Quand le pouvoir balise la voie pour 2019


Mais qui a pu bien élaborer la mouture du règlement intérieur de l'Assemblée ' Le projet de texte, en débat depuis deux jours à l'hémicycle, suscite, en effet, plus d'interrogations sur ses motivations sous-jacentes qu'il ne satisfait à une disposition constitutionnelle. À voir la réaction de nombreux parlementaires, on peut conclure que ce projet de texte risque de faire désordre. Visiblement inspiré, il vise, par bien des égards, à réduire à néant les voix dissonantes de l'opposition. Qu'importe si certaines dispositions vont à l'encontre de la Constitution. C'est ainsi que l'article 114 de la Constitution stipule expressément que "l'opposition parlementaire jouit de droits lui permettant une participation effective aux travaux parlementaires et à la vie politique, notamment la liberté d'opinion, d'expression et de réunion (...)".Or, dans le règlement intérieur, il est stipulé que le président de la séance plénière peut interrompre l'intervention d'un député s'il porte atteinte aux principes de la société algérienne, à la Révolution ou à ses symboles, au président de la République ou s'il évoque une affaire en justice en cours.
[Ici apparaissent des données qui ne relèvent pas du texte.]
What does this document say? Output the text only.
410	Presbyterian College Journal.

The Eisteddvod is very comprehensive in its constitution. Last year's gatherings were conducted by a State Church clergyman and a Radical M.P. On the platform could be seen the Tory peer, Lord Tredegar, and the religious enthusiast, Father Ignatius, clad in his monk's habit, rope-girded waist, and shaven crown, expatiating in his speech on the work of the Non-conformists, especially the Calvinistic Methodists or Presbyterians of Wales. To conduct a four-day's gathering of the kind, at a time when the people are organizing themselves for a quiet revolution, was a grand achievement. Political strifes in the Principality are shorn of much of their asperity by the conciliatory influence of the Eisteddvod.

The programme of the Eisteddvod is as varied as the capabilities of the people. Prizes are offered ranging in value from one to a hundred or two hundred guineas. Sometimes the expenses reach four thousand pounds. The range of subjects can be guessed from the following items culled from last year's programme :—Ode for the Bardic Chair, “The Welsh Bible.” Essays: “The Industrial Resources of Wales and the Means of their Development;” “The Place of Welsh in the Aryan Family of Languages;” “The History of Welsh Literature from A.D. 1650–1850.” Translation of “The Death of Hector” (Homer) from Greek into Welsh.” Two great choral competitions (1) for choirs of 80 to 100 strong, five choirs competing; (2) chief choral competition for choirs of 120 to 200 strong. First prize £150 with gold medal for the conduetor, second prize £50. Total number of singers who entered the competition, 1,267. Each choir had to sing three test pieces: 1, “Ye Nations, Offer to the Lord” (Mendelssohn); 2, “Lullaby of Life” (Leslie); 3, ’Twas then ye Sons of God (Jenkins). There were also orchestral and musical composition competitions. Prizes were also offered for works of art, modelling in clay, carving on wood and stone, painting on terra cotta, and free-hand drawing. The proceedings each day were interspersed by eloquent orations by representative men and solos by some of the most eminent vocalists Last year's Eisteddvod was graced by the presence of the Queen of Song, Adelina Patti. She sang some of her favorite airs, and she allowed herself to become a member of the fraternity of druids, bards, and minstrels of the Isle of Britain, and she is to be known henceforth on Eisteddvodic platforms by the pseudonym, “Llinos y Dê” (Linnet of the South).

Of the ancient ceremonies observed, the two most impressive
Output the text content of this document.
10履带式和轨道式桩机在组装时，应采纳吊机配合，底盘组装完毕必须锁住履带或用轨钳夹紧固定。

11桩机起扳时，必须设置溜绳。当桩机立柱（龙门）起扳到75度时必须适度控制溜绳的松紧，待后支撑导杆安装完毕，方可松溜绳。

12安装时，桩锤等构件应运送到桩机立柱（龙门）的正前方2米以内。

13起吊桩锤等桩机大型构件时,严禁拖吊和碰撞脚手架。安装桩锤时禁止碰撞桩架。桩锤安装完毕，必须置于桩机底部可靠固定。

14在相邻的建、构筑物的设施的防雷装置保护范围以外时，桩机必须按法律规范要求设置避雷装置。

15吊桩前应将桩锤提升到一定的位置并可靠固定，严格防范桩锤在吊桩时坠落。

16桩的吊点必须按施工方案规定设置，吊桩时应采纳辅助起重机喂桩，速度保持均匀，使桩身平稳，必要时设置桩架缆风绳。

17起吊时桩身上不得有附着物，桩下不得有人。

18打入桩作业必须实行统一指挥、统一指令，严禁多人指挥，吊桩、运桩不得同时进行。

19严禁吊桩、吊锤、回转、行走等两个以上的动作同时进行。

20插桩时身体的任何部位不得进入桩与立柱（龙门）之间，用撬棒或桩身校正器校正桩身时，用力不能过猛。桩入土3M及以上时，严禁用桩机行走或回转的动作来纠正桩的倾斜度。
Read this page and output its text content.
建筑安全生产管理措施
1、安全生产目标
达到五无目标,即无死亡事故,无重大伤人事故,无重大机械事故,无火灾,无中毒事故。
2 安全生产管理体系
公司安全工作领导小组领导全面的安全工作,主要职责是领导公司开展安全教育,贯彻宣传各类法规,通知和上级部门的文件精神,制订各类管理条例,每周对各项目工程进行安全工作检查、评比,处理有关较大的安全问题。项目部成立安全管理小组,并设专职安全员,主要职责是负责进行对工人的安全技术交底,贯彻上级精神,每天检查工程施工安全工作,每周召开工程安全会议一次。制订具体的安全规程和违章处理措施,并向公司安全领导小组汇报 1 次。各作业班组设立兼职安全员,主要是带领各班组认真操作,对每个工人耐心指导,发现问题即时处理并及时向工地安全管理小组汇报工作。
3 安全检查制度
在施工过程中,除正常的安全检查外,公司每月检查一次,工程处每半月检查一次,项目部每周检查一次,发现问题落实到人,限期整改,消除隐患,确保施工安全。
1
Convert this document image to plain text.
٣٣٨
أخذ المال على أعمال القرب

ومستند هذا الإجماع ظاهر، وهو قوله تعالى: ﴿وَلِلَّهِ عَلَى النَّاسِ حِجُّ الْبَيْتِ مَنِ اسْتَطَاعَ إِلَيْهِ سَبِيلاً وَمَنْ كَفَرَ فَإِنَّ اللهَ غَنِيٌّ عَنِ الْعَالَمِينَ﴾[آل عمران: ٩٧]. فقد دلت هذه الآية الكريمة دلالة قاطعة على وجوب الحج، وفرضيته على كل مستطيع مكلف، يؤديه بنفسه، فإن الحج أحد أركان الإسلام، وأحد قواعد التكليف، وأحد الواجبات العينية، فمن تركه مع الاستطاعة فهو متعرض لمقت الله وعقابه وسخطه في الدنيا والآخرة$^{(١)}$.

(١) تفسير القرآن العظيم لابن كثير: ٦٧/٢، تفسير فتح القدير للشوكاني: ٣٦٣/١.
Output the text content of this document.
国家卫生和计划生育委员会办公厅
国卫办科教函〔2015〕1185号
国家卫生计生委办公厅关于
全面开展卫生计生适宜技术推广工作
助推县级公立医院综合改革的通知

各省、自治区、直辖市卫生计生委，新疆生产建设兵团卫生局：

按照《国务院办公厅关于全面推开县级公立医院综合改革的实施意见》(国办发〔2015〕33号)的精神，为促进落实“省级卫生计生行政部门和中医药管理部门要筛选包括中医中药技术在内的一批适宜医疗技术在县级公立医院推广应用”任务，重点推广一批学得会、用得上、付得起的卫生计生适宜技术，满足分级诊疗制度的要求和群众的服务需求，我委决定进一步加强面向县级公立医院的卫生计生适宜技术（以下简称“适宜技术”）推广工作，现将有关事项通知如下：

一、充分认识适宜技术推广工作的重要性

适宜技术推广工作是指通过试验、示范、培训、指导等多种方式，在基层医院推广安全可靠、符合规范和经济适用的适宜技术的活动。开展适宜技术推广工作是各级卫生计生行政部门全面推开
Dans l'article 126 de la Constitution relatif à l'immunité parlementaire, il est également stipulé que celle-ci est reconnue aux députés et aux membres du Conseil de la nation pendant la durée de leur mandat.
"Ils ne peuvent faire l'objet de poursuite, d'arrestation, ou en général de toute action civile ou pénale ou de pression, en raison des opinions qu'ils ont exprimées, des propos qu'ils ont tenus ou des votes qu'ils ont émis dans l'exercice de leur mandat." Passons sur le fait que l'article 48 de la Constitution dispose que "les libertés d'expression, d'association et de réunion sont garanties au citoyen". À la volonté de "contrôle" de la parole au sein de l'hémicycle s'ajoutent d'autres dispositions contraignantes. C'est ainsi que la proposition d'un éventuel débat parlementaire sur quelque sujet est soumis aux desiderata du bureau de l'APN.
C'est également le cas pour l'interpellation du gouvernement. Cette série de garde-fous ne ciblent certainement pas la majorité assimilée à une "caisse de résonance du pouvoir". Et ce ne sont pas les sanctions pécuniaires prévues pour lutter contre le phénomène de l'absentéisme qui les contraindront à rejeter le projet. Assurément, elle cible ces nombreuses voix qui empêchent de "penser en rond". Surtout que certaines interventions de députés de l'opposition ont pu susciter quelque sympathie auprès de la population après l'interpellation du gouvernement sur la destination de 1 000 milliards de dollars ou encore sur les scandales de corruption. Au moment où le FLN et ses organisations satellites préparent la finalisation des "réalisations du Président", il n'est probablement pas de "bon ton", aux yeux des décideurs, de voir des voix leur rappeler leur échec.
Sinon, quel sens à donner à "l'atteinte au Président" ou à "l'évocation de procès de justice en cours" ou encore "aux principes de la société", concept aussi vague que "fourre-tout" ' À moins d'une année de l'élection présidentielle, ce projet se décline confusément comme un autre jalon pour étouffer toute voix susceptible de parasiter la démarche des décideurs. Après avoir presque "éradiqué" l'exercice politique, malmené les syndicats, mis au pas les médias, le pouvoir veut visiblement éliminer la petite niche de l'expression libre encore possible. L'APN, comme tribune à l'opposition, semble avoir vécu.
Karim Kebir
Votre commentaire s'affichera sur cette page après validation par l'administrateur.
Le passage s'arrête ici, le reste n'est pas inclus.